The REvil group, thought to be responsible for the ransomware used in this attack are also strongly linked to the recent successful ransom of meat processor JBS, where $11m was paid to the group to recover encrypted systems. REvil has worked with other organisations to target MSPs in the past (notably GandCrab) and appears to have developed a specific working knowledge of MSP tools and practices.
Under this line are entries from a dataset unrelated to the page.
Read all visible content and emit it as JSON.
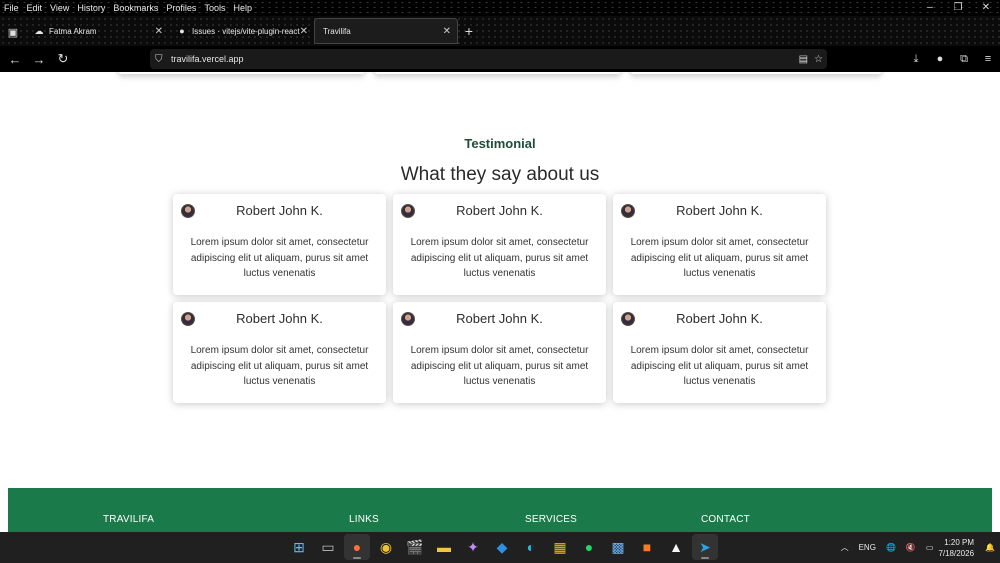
{
  "menubar": {
    "items": [
      "File",
      "Edit",
      "View",
      "History",
      "Bookmarks",
      "Profiles",
      "Tools",
      "Help"
    ]
  },
  "tabs": [
    {
      "title": "Fatma Akram",
      "icon": "user-icon",
      "active": false
    },
    {
      "title": "Issues · vitejs/vite-plugin-react",
      "icon": "github-icon",
      "active": false
    },
    {
      "title": "Travilifa",
      "icon": "",
      "active": true
    }
  ],
  "address_bar": {
    "url": "travilifa.vercel.app"
  },
  "testimonials": {
    "label": "Testimonial",
    "title": "What they say about us",
    "cards": [
      {
        "name": "Robert John K.",
        "quote": "Lorem ipsum dolor sit amet, consectetur adipiscing elit ut aliquam, purus sit amet luctus venenatis"
      },
      {
        "name": "Robert John K.",
        "quote": "Lorem ipsum dolor sit amet, consectetur adipiscing elit ut aliquam, purus sit amet luctus venenatis"
      },
      {
        "name": "Robert John K.",
        "quote": "Lorem ipsum dolor sit amet, consectetur adipiscing elit ut aliquam, purus sit amet luctus venenatis"
      },
      {
        "name": "Robert John K.",
        "quote": "Lorem ipsum dolor sit amet, consectetur adipiscing elit ut aliquam, purus sit amet luctus venenatis"
      },
      {
        "name": "Robert John K.",
        "quote": "Lorem ipsum dolor sit amet, consectetur adipiscing elit ut aliquam, purus sit amet luctus venenatis"
      },
      {
        "name": "Robert John K.",
        "quote": "Lorem ipsum dolor sit amet, consectetur adipiscing elit ut aliquam, purus sit amet luctus venenatis"
      }
    ]
  },
  "footer": {
    "brand": "TRAVILIFA",
    "links_heading": "LINKS",
    "services_heading": "SERVICES",
    "contact_heading": "CONTACT",
    "background_color": "#1a7a4a"
  },
  "taskbar": {
    "language": "ENG",
    "time": "1:20 PM",
    "date": "7/18/2026",
    "apps": [
      "windows-start-icon",
      "file-manager-icon",
      "firefox-icon",
      "chrome-icon",
      "clapper-icon",
      "folder-icon",
      "copilot-icon",
      "vscode-icon",
      "edge-icon",
      "tools-icon",
      "whatsapp-icon",
      "photos-icon",
      "xampp-icon",
      "notion-icon",
      "telegram-icon"
    ]
  },
  "colors": {
    "accent_green": "#1a7a4a",
    "label_dark_green": "#1e4d3a"
  }
}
ITC Managed Service customers benefit from bespoke detection rules implemented by our SOC analysts. Manual detection or configuration of stand-alone security systems to search for the following Indicators of Compromise (file hashes) is also effective:
agent.crt – 2093c195b6c1fd6ab9e1110c13096c5fe130b75a84a27748007ae52d9e951643
agent.exe – d55f983c994caa160ec63a59f6b4250fe67fb3e8c43a388aec60a4a6978e9f1e
mpsvc.dll – e2a24ab94f865caeacdf2c3ad015f31f23008ac6db8312c2cbfb32e4a5466ea2
mpsvc.dll – 8dd620d9aeb35960bb766458c8890ede987c33d239cf730f93fe49d90ae759dd
Further, for Kaseya VSA customers, a compromise detection tool has been developed by Kaseya and is available by emailing [email protected] with the subject “Compromise Detection Tool Request”
ITC is ready to support anyone affected by this compromise or concerned that they may be. Our 24/7 SOC is available to provide advice and guidance. Our Incident Responders are on-hand to help restore your services quickly and safely.
The REvil ransomware affects most versions of Microsoft Windows in endpoint and server configurations. A compromise of the Kaseya VSA tool is the delivery mechanism, using a malicious update to the targeted hosts. The prompt disabling of the Kayesa SaaS platform means that customers running on-premise implementations remain at the most risk, particularly as this attack has been timed to coincide with the weekend and a US public holiday when resources and vigilance are often reduced.
The risk of compromise is mitigated by the shutting down of Kaseya services.
Until a fix is released by Kaseya, it is recommended that customers leave their on-premise servers shut down. Kaseya have stated that the SaaS version of their platform will remain offline until a fix is tested and implemented.